ヴァルター家へ向かう。砦から少し離れた場所。防衛都市の中心部。高い塀。大きな門。歴史を感じる屋敷。軍人の家というよりは。貴族の館だった。門番が敬礼する。
「お帰りなさいませ」
「ただいま」
屋敷へ入る。暖かい。外が寒すぎるせいかもしれない。その時だった。
「お姉ちゃーーーん!」
凄い勢いで何かが飛んできた。
「うおっ」
サフィラが慌てて受け止める。小柄な少女だった。金色の髪。大きな瞳。年齢は十歳。
サフィラの妹。リリア・フォン・ヴァルター。
「お姉ちゃん!」
「ただいまリリア」
「おかえり!」
満面の笑顔だった。サフィラも自然と笑う。砦では絶対に見せない顔だった。
「心配したんだからね!」
「悪い悪い」
「また怪我してない!?」
「してない」「ほんと?」「ほんと」
リリアはじっと見上げる。そして納得したらしい。その時だった。
「あれ?」
リリアが気付く。サフィラの背中。そこにいる白髪の少女に。
「誰?」
サフィラは少し考える。説明が難しい。世界を渡る旅人。コアを知る少女。砦を救った英雄。

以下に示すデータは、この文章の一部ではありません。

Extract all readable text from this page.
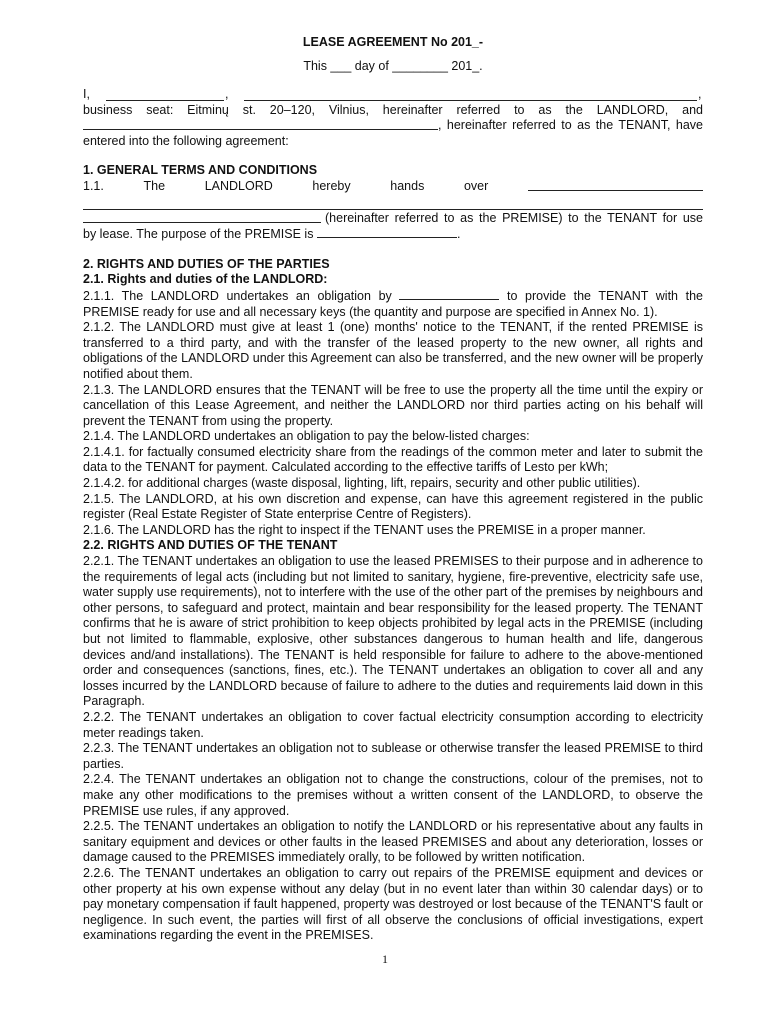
LEASE AGREEMENT No 201_-
This ___ day of ________ 201_.
I,	,	,
business seat: Eitminų st. 20–120, Vilnius, hereinafter referred to as the LANDLORD, and
, hereinafter referred to as the TENANT, have
entered into the following agreement:
1. GENERAL TERMS AND CONDITIONS
1.1.	The	LANDLORD	hereby	hands	over
(hereinafter referred to as the PREMISE) to the TENANT for use
by lease. The purpose of the PREMISE is	.
2. RIGHTS AND DUTIES OF THE PARTIES
2.1. Rights and duties of the LANDLORD:
2.1.1. The LANDLORD undertakes an obligation by	to provide the TENANT with the PREMISE ready for use and all necessary keys (the quantity and purpose are specified in Annex No. 1).
2.1.2. The LANDLORD must give at least 1 (one) months' notice to the TENANT, if the rented PREMISE is transferred to a third party, and with the transfer of the leased property to the new owner, all rights and obligations of the LANDLORD under this Agreement can also be transferred, and the new owner will be properly notified about them.
2.1.3. The LANDLORD ensures that the TENANT will be free to use the property all the time until the expiry or cancellation of this Lease Agreement, and neither the LANDLORD nor third parties acting on his behalf will prevent the TENANT from using the property.
2.1.4. The LANDLORD undertakes an obligation to pay the below-listed charges:
2.1.4.1. for factually consumed electricity share from the readings of the common meter and later to submit the data to the TENANT for payment. Calculated according to the effective tariffs of Lesto per kWh;
2.1.4.2. for additional charges (waste disposal, lighting, lift, repairs, security and other public utilities).
2.1.5. The LANDLORD, at his own discretion and expense, can have this agreement registered in the public register (Real Estate Register of State enterprise Centre of Registers).
2.1.6. The LANDLORD has the right to inspect if the TENANT uses the PREMISE in a proper manner.
2.2. RIGHTS AND DUTIES OF THE TENANT
2.2.1. The TENANT undertakes an obligation to use the leased PREMISES to their purpose and in adherence to the requirements of legal acts (including but not limited to sanitary, hygiene, fire-preventive, electricity safe use, water supply use requirements), not to interfere with the use of the other part of the premises by neighbours and other persons, to safeguard and protect, maintain and bear responsibility for the leased property. The TENANT confirms that he is aware of strict prohibition to keep objects prohibited by legal acts in the PREMISE (including but not limited to flammable, explosive, other substances dangerous to human health and life, dangerous devices and/and installations). The TENANT is held responsible for failure to adhere to the above-mentioned order and consequences (sanctions, fines, etc.). The TENANT undertakes an obligation to cover all and any losses incurred by the LANDLORD because of failure to adhere to the duties and requirements laid down in this Paragraph.
2.2.2. The TENANT undertakes an obligation to cover factual electricity consumption according to electricity meter readings taken.
2.2.3. The TENANT undertakes an obligation not to sublease or otherwise transfer the leased PREMISE to third parties.
2.2.4. The TENANT undertakes an obligation not to change the constructions, colour of the premises, not to make any other modifications to the premises without a written consent of the LANDLORD, to observe the PREMISE use rules, if any approved.
2.2.5. The TENANT undertakes an obligation to notify the LANDLORD or his representative about any faults in sanitary equipment and devices or other faults in the leased PREMISES and about any deterioration, losses or damage caused to the PREMISES immediately orally, to be followed by written notification.
2.2.6. The TENANT undertakes an obligation to carry out repairs of the PREMISE equipment and devices or other property at his own expense without any delay (but in no event later than within 30 calendar days) or to pay monetary compensation if fault happened, property was destroyed or lost because of the TENANT'S fault or negligence. In such event, the parties will first of all observe the conclusions of official investigations, expert examinations regarding the event in the PREMISES.
1
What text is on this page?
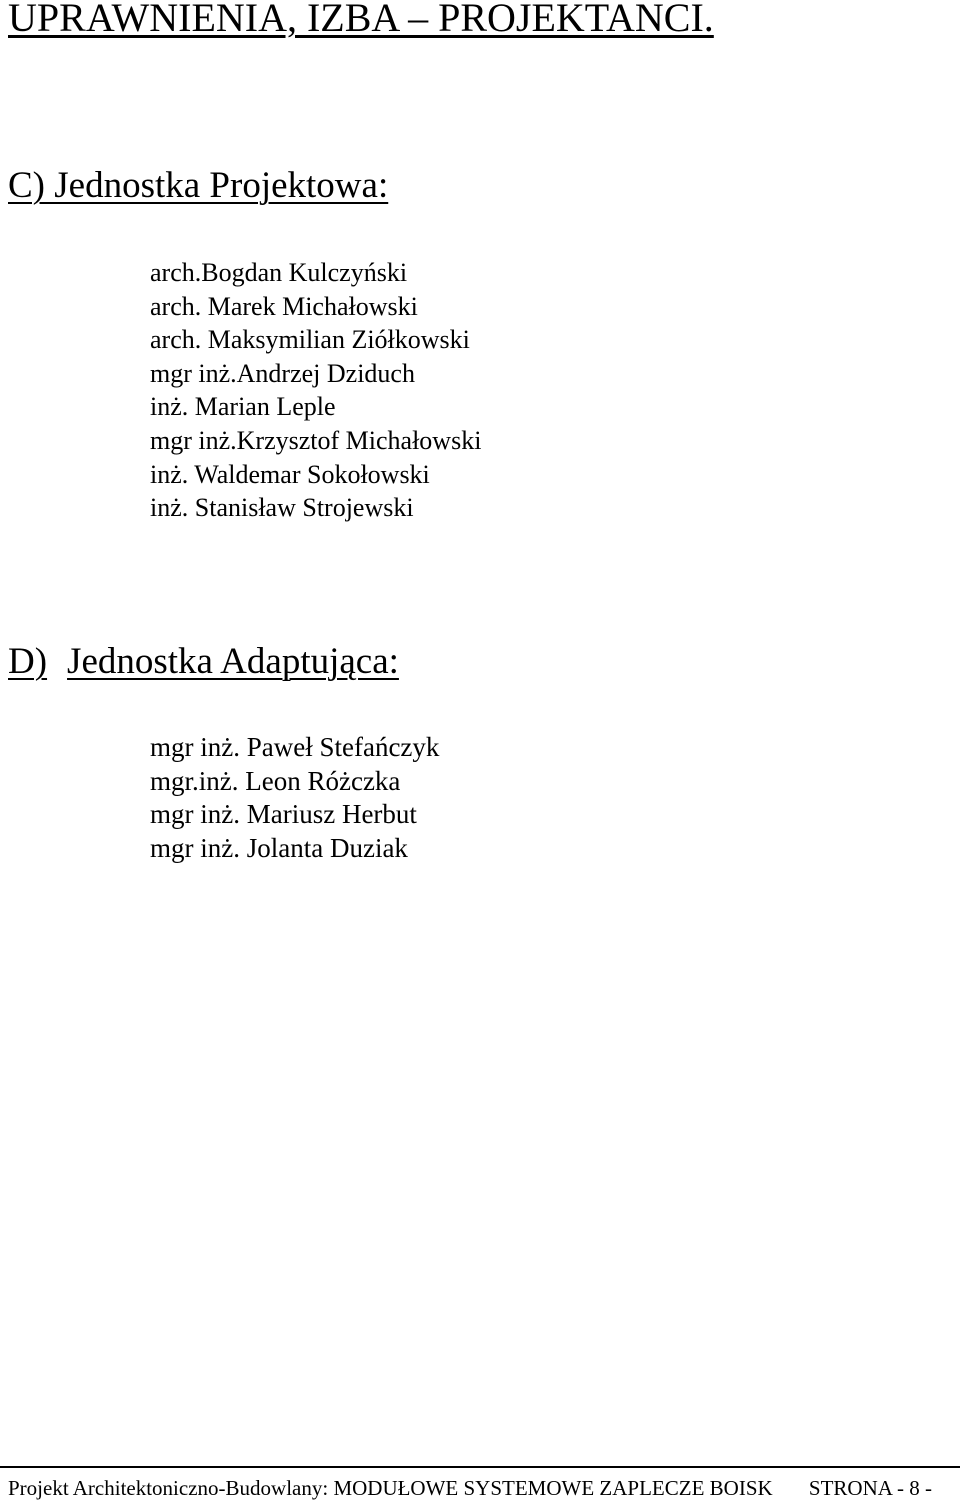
UPRAWNIENIA, IZBA – PROJEKTANCI.
C) Jednostka Projektowa:
arch.Bogdan Kulczyński
arch. Marek Michałowski
arch. Maksymilian Ziółkowski
mgr inż.Andrzej Dziduch
inż. Marian Leple
mgr inż.Krzysztof Michałowski
inż. Waldemar Sokołowski
inż. Stanisław Strojewski
D) Jednostka Adaptująca:
mgr inż. Paweł Stefańczyk
mgr.inż. Leon Różczka
mgr inż. Mariusz Herbut
mgr inż. Jolanta Duziak
Projekt Architektoniczno-Budowlany: MODUŁOWE SYSTEMOWE ZAPLECZE BOISK STRONA - 8 -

だが。今は。
「客人だ」
そう答えた。リリアは目を輝かせる。
「お友達!?」
「違う」
「違うんだ」
少し残念そうだった。その時。奥から足音が聞こえる。
「サフィラ」
優しい声。振り向く。そこにいたのは一人の女性だった。長い銀髪。柔らかな雰囲気。穏やかな微笑み。サフィラの母。エレナ・フォン・ヴァルター。
「おかえりなさい」
「ただいま母上」
エレナは微笑む。そして。サフィラの背中を見る。寝ているアカネを見る。数秒沈黙。
「新しいお友達?」
「だから違う」
リリアが言う。エレナが笑う。サフィラは頭を抱えた。帰ってきた気がした。